Johannesburg, South Africa. Recent years have seen a rush to fund digital payment start-ups to accelerate financial inclusion in Africa. The influx of foreign investors is particularly from the US, Europe and Latin America entering the digital payments market with promising investments. This opportunity has been exacerbated by the Covid-19 pandemic and its restrictions on movements and an increased wariness of handling cash.

Africa’s economic prospects show a high demand for digital payment solutions, and opportunities. According to a recent report by Disrupt Africa, a tech-focused research and news organisation, African fintech startups raised $330 million in the first half of 2021, more than double the 2020 figure. Well, this means that the continent is well-positioned to innovate and to become more established in this space. For example, we see the success of various fintech startups such as M-Pesa, Flutterwave and Yoco amongst others. While this ecosystem is ripe for innovation this is not a walk in the park, there is more to financial inclusion.

“Financial inclusion extends well beyond simple access to financial services or having a bank account. People need more than just access; they need tools to grow their businesses and they need banks and financial institutions that are willing to partner with them on their journey and provide them with the tools that they need along the way. Whether this takes the form of capital business tools, or simply just the ability to accept payments” said Samantha Fuller, Yoco’s Head of Communications.

Over 100 million small businesses lack access to digital payments across Africa, despite three-quarters of adult consumers having a card. Fuller stated that when Yoco started to plunge deeper into the problem, they found that traditional banks made it challenging and a privilege for businesses to get a card machine. Traditional Point of Sale (POS) systems come with high monthly and transaction fees and appeal to mainly the established business operation. This is a gap that needs to be covered and presents a huge opportunity to provide merchants with the tools to run and grow their businesses. 

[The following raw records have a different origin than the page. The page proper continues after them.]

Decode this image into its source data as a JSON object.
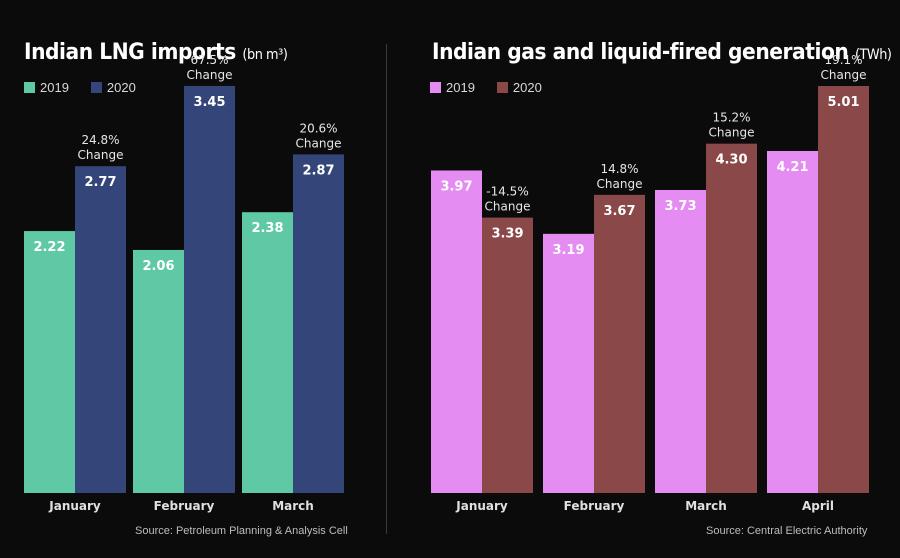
{
  "chart_data": [
    {
      "type": "bar",
      "title": "Indian LNG imports",
      "unit": "(bn m³)",
      "categories": [
        "January",
        "February",
        "March"
      ],
      "series": [
        {
          "name": "2019",
          "values": [
            2.22,
            2.06,
            2.38
          ],
          "color": "#5ec9a4"
        },
        {
          "name": "2020",
          "values": [
            2.77,
            3.45,
            2.87
          ],
          "color": "#34457a"
        }
      ],
      "changes": [
        {
          "pct": "24.8%",
          "word": "Change"
        },
        {
          "pct": "67.5%",
          "word": "Change"
        },
        {
          "pct": "20.6%",
          "word": "Change"
        }
      ],
      "ylim": [
        0,
        3.67
      ],
      "source": "Source: Petroleum Planning & Analysis Cell"
    },
    {
      "type": "bar",
      "title": "Indian gas and liquid-fired generation",
      "unit": "(TWh)",
      "categories": [
        "January",
        "February",
        "March",
        "April"
      ],
      "series": [
        {
          "name": "2019",
          "values": [
            3.97,
            3.19,
            3.73,
            4.21
          ],
          "color": "#e48cf2"
        },
        {
          "name": "2020",
          "values": [
            3.39,
            3.67,
            4.3,
            5.01
          ],
          "color": "#8b4848"
        }
      ],
      "changes": [
        {
          "pct": "-14.5%",
          "word": "Change"
        },
        {
          "pct": "14.8%",
          "word": "Change"
        },
        {
          "pct": "15.2%",
          "word": "Change"
        },
        {
          "pct": "19.1%",
          "word": "Change"
        }
      ],
      "ylim": [
        0,
        5.33
      ],
      "source": "Source: Central Electric Authority"
    }
  ]
}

Further, Fuller states that there is also a lot of red tape surrounding product structures that prevent many merchants from accessing credit and needs to be urgently reviewed by industry role players. Lowering barriers to entry for small businesses, increasing access to financial tools and the normalization of alternative credit scoring are just some of the issues that affect small businesses.

The lack of access and the technical infrastructure through which financial services are being made available has a ripple effect in the lives of millions of people impacting financial inclusion. Addressing these teething challenges could potentially further poverty alleviation objectives and possibly halve the jobless rate given that 16 million young Africans are facing unemployment. 

The success of startups in the digital payments ecosystem in Latin America is a perfect example that Africa could learn from but could avoid replicating what is being done in that region. To do that, Fuller highlighted that startups need to evolve beyond traditional methods of payment and to revolutionise approaches to solving financial inclusion so that merchants can play an active role in the economy. Further, there is a need for a fully integrated financial ecosystem for small businesses, including online and offline payments, in-store payments, business software and capital

There is a need for like-minded investors and startups who believe in responsible innovation which is the key to ensuring that everyone involved wins. According to Fuller, the principle of responsible innovation entails that fintech startups must work within the law while also encouraging, where necessary, regulators to update existing regulations and introducing new future regulations that are more reflective of the African contexts.

The sector can take advantage of the burgeoning population growth with almost 60% of Africa’s population under the age of 25 – Generation Z who gravitate to various digital channels. With the rising use of mobile phones and internet penetration, there is even an opportunity to service the under-banked rural population that is slowly adopting digital payments.